Notification & Automation Architecture⚓︎

Overview⚓︎

The Notification & Automation BB provides a service for intra-Building-Block asynchronous communications with support for triggers linked to automated behaviour. This capability is designed to establish loose coupling between building-blocks and satisfy the need for data-driven and scheduled behaviour.

The Notification & Automation building-block offers a framework that comprises the following components:

Notification Service
Provides asynchronous event-based messaging for intra-building-block communications.
Automation Service
Supports user-definable automation that can be triggered for data-driven and scheduled behaviour.

Notification & Automation

Notification Service⚓︎

The building-blocks provide APIs (typically REST) through which their services are accessed. These APIs, which are based on open standards where possible, are specifically exposed as the public-facing API to the building-block. These interfaces are essential for public access and for interoperability amongst platforms.

The Notification Service provides a complementary interface to the building-block, to be exploited for ‘internal’ communications amongst building-blocks. It allows building-blocks to collaborate with loose coupling. Cases suited to internal messaging include:

Broadcast of information that may be applicable to multiple building-blocks, including triggering of automated behaviour
Asynchronous requests (tasks) from one building-block to another

For example, specific cases of asynchronous intra-BB communications include:

Processing Engine notification of processing workflow outputs and reproducible job details, to trigger registration into Workspace services
Harvester notification of new/updated records, to trigger registration into Resource Discovery, Data Access services, etc.
BB reporting of resource usage information, to be consumed by an accounting BB

There remain many other cases where building-blocks will rely upon each other’s (REST) APIs - for example, synchronous retrieval (lookup) of information, etc.

The Notification Service shall use a standard event-based approach - taking consideration of existing relevant approaches:

cloudevents [RD29]
OGC Publish/Subscribe [RD30]

Examples of existing Messaging System solutions include Apache Pulsar, RabbitMQ, Kafka, etc.

Design Justification⚓︎

Use of a messaging system for asynchronous communications between building-blocks allows greater extensibility and replaceability of components. It makes development of building-blocks more independent so that multiple teams can contribute to different areas simultaneously.

Reduced building-block coupling
Services pass control and/or data with events submitted to the Notification Service, without needing to know the consumer of the event.
Moreover, the handling of an event on the Notification Service is asynchronous to its submission – thus freeing the event publisher to ‘fire-and-forget’ with no need to wait for a reply. This leads to a model of tasks (events) and workers (services).
Resilient messaging
Avoids message loss with asynchronous event handling, which is supported by queues that are backed by persistence. This provides resilience, which tolerates message bursts without risking overloading buffers that may otherwise exist between component point-to-point connections.
Broadcast
The Publish/Subscribe pattern allows to broadcast information to multiple recipients. Importantly the building-block publishing the information (event) does not need to know which/how-many other building-blocks are interested in the event. This helps to reduce coupling such that additional consumers can be added without modification of the event source building-block.
Scalability
The Workers pattern facilitates the deployment of multiple replicas of a given ‘stateless’ building-block, each of which acts as a ‘worker’ for the service.
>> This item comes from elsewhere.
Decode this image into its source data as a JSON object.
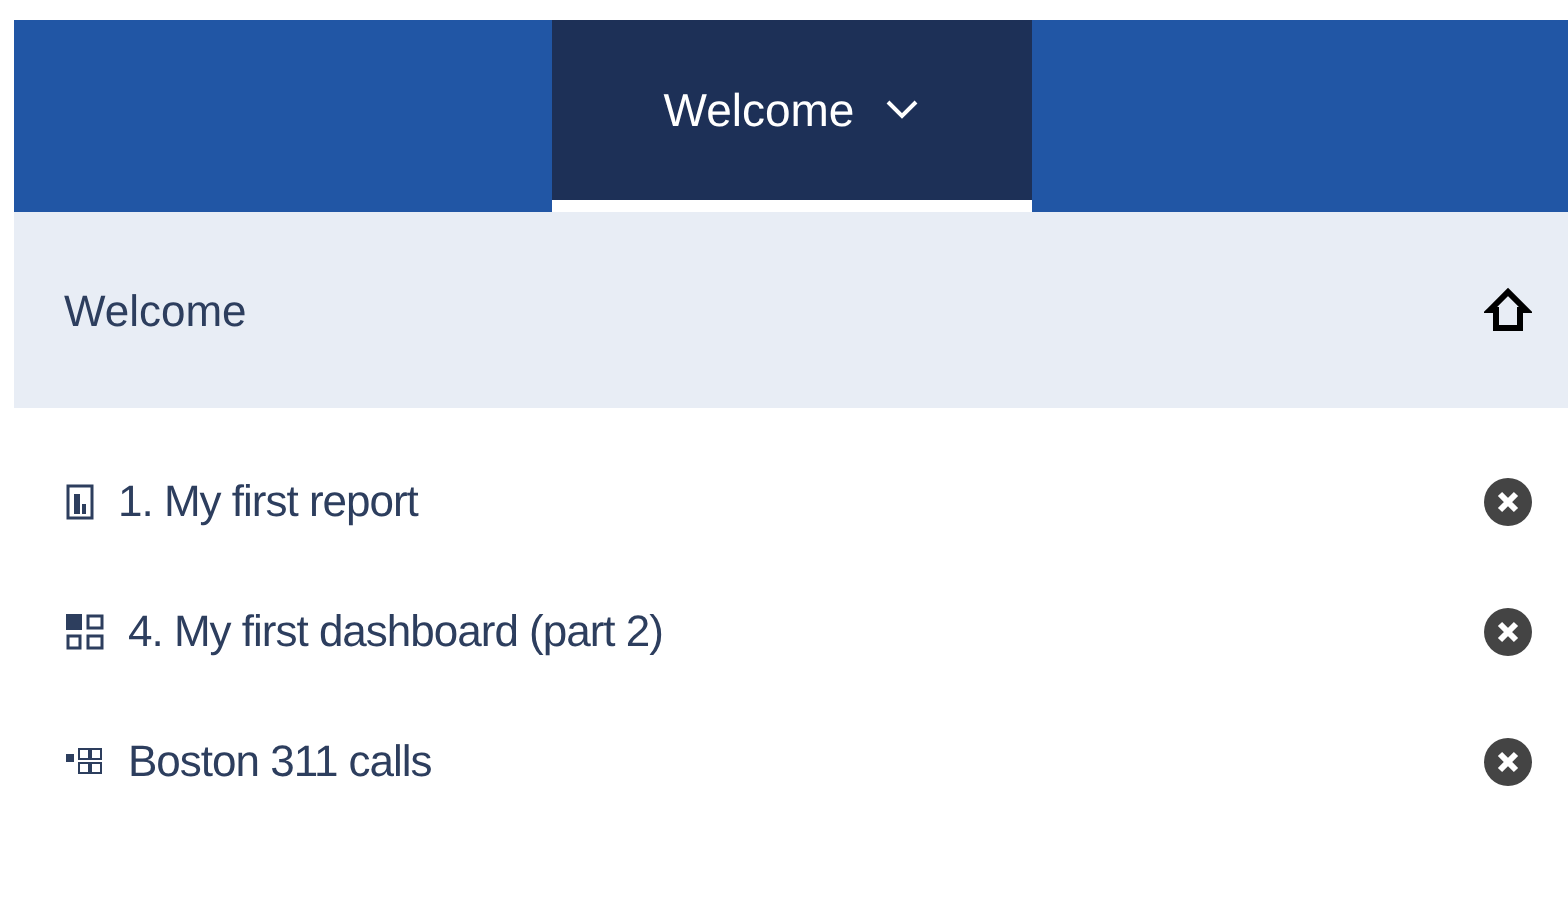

Each worker subscribes to the same event types (i.e. those relevant to the building-block) – the events being consumed at runtime by whichever worker is next available.
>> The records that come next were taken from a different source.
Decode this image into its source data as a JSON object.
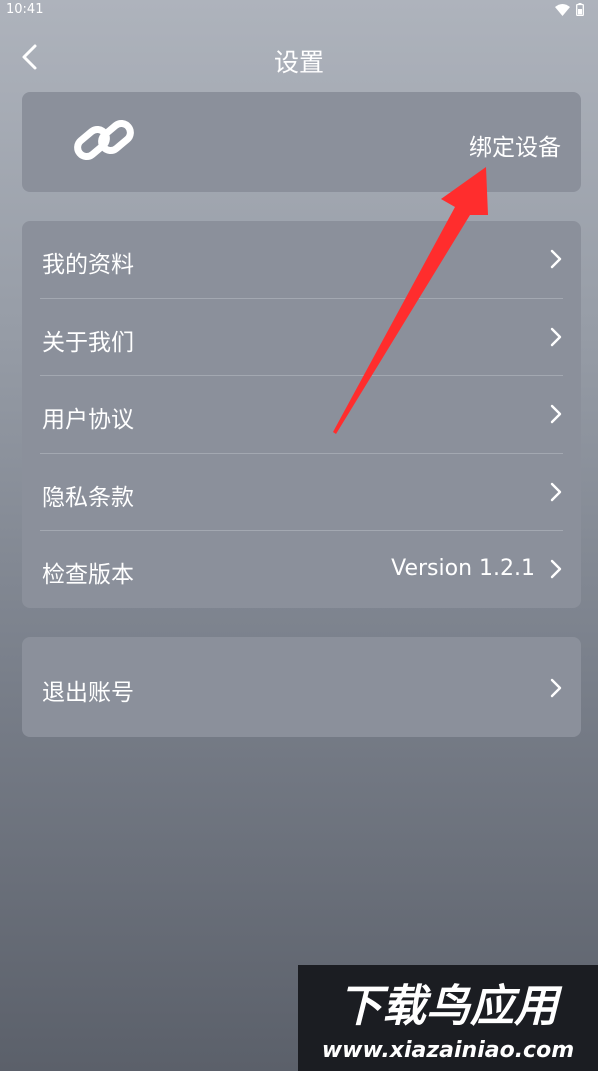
{
  "status_bar": {
    "time": "10:41",
    "icons": [
      "wifi-icon",
      "battery-icon"
    ]
  },
  "header": {
    "title": "设置",
    "back_icon": "chevron-left-icon"
  },
  "bind_device": {
    "icon": "link-icon",
    "label": "绑定设备"
  },
  "menu": {
    "items": [
      {
        "label": "我的资料",
        "value": ""
      },
      {
        "label": "关于我们",
        "value": ""
      },
      {
        "label": "用户协议",
        "value": ""
      },
      {
        "label": "隐私条款",
        "value": ""
      },
      {
        "label": "检查版本",
        "value": "Version 1.2.1"
      }
    ]
  },
  "logout": {
    "label": "退出账号"
  },
  "watermark": {
    "title": "下载鸟应用",
    "url": "www.xiazainiao.com"
  },
  "colors": {
    "card": "#8b909b",
    "annotation_arrow": "#ff2d2d",
    "text": "#ffffff"
  }
}
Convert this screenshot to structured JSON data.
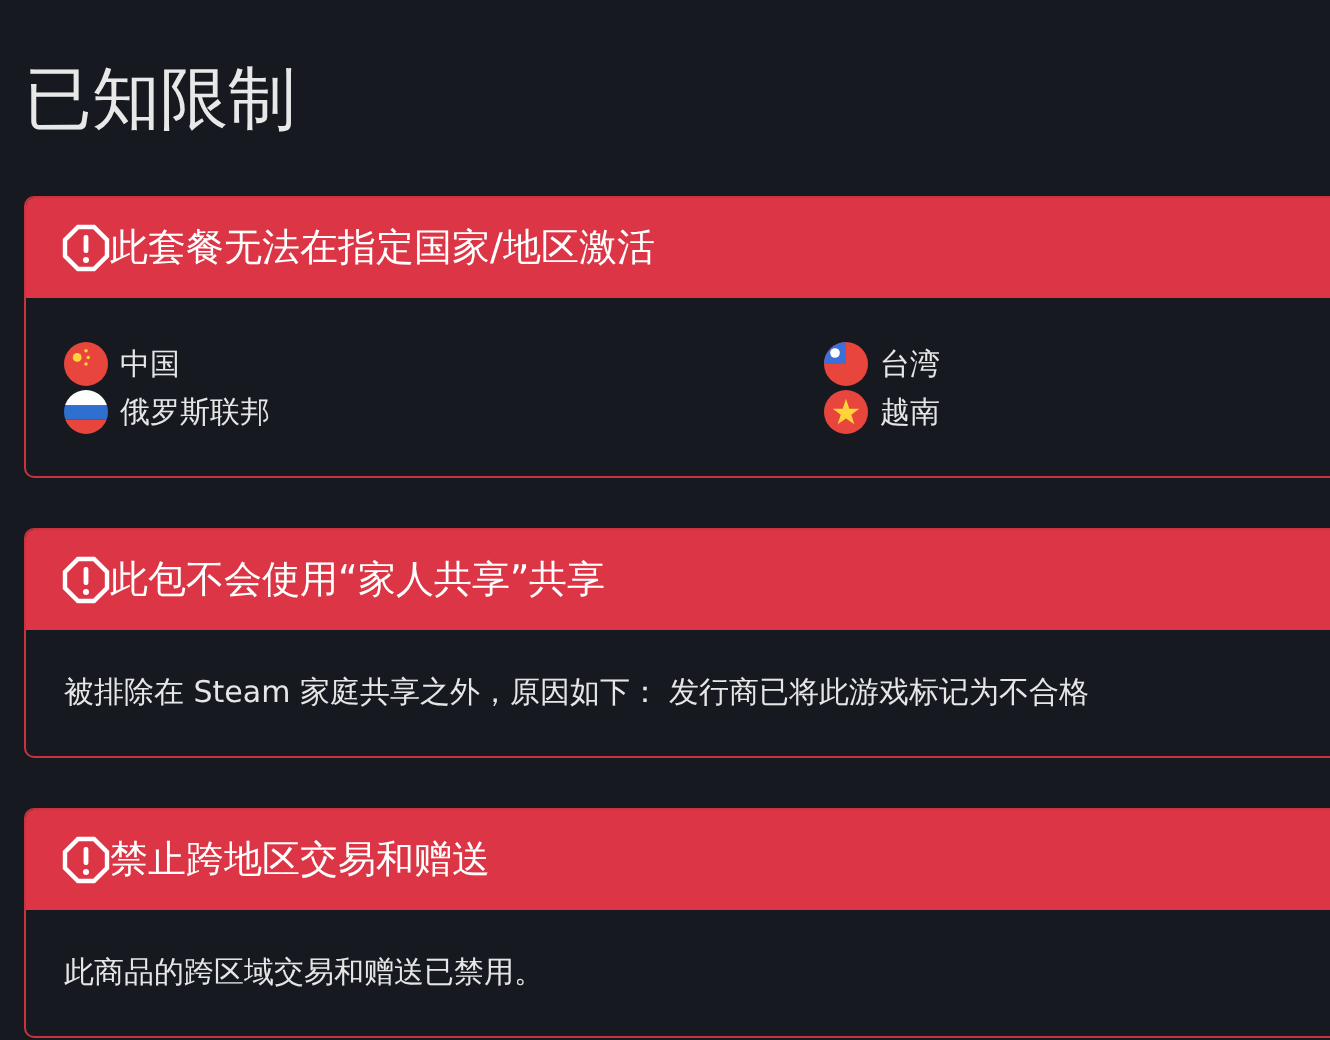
{
  "title": "已知限制",
  "notices": [
    {
      "kind": "countries",
      "heading": "此套餐无法在指定国家/地区激活",
      "countries": [
        {
          "name": "中国",
          "kind": "cn"
        },
        {
          "name": "台湾",
          "kind": "tw"
        },
        {
          "name": "俄罗斯联邦",
          "kind": "ru"
        },
        {
          "name": "越南",
          "kind": "vn"
        }
      ]
    },
    {
      "kind": "text",
      "heading": "此包不会使用“家人共享”共享",
      "text": "被排除在 Steam 家庭共享之外，原因如下：  发行商已将此游戏标记为不合格"
    },
    {
      "kind": "text",
      "heading": "禁止跨地区交易和赠送",
      "text": "此商品的跨区域交易和赠送已禁用。"
    }
  ]
}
From a platform perspective, an additional benefit of this communications approach is that it facilitates modularity and extensibility of the system:

Modularity
The decoupling of message consumers from producers encourages the development of self-contained workers (consumers) that have a focused role.
Extensibility
The modular design and the associated de-coupling facilitates the addition of new functions as workers – without the need to inform/configure the message producers.

Automation Service⚓︎

The Automation Service supports triggers provided by various sources including the Notification Service (i.e. events raised by other building-blocks), Git repository webhooks and scheduled calendar events.

This underpins platform level automation, such as:

Resource Discovery notification of new/updated records to trigger bulk processing
Calendar event (daily, weekly, etc) to trigger systematic processing
Addition/update of dataset details – specified declaratively in a Git repository – to trigger registration in Resource Discovery and/or harvesting.

Examples of existing Automation Service solutions include Argo Events, etc.

Declarative Provisioning⚓︎

The Automation Service should support triggers linked to Git repository webhooks. This allows a Gitops-style approach to the administration of various content within the platform – in which content can be maintained in ‘watched’ Git repositories, such that updates (commits) to this version controlled content can trigger updates with the platform service content. This approach is applicable at both system-level (platform) and user/group/project-level. Content managed in this way can include: dataset definitions, controlled vocabularies, published workflows, etc. This allows the use of Gitops processes, such as pull requests, and staging vs live branches to manage platform configuration and content. Similarly, ‘users’ can maintain their own private resources (metadata/workflows/etc.) in their Workspace by linking their Git repos/organisations.

It is noted that the current Open Science Catalogue adopts a similar GitHub-based approach to the management of its dataset holding.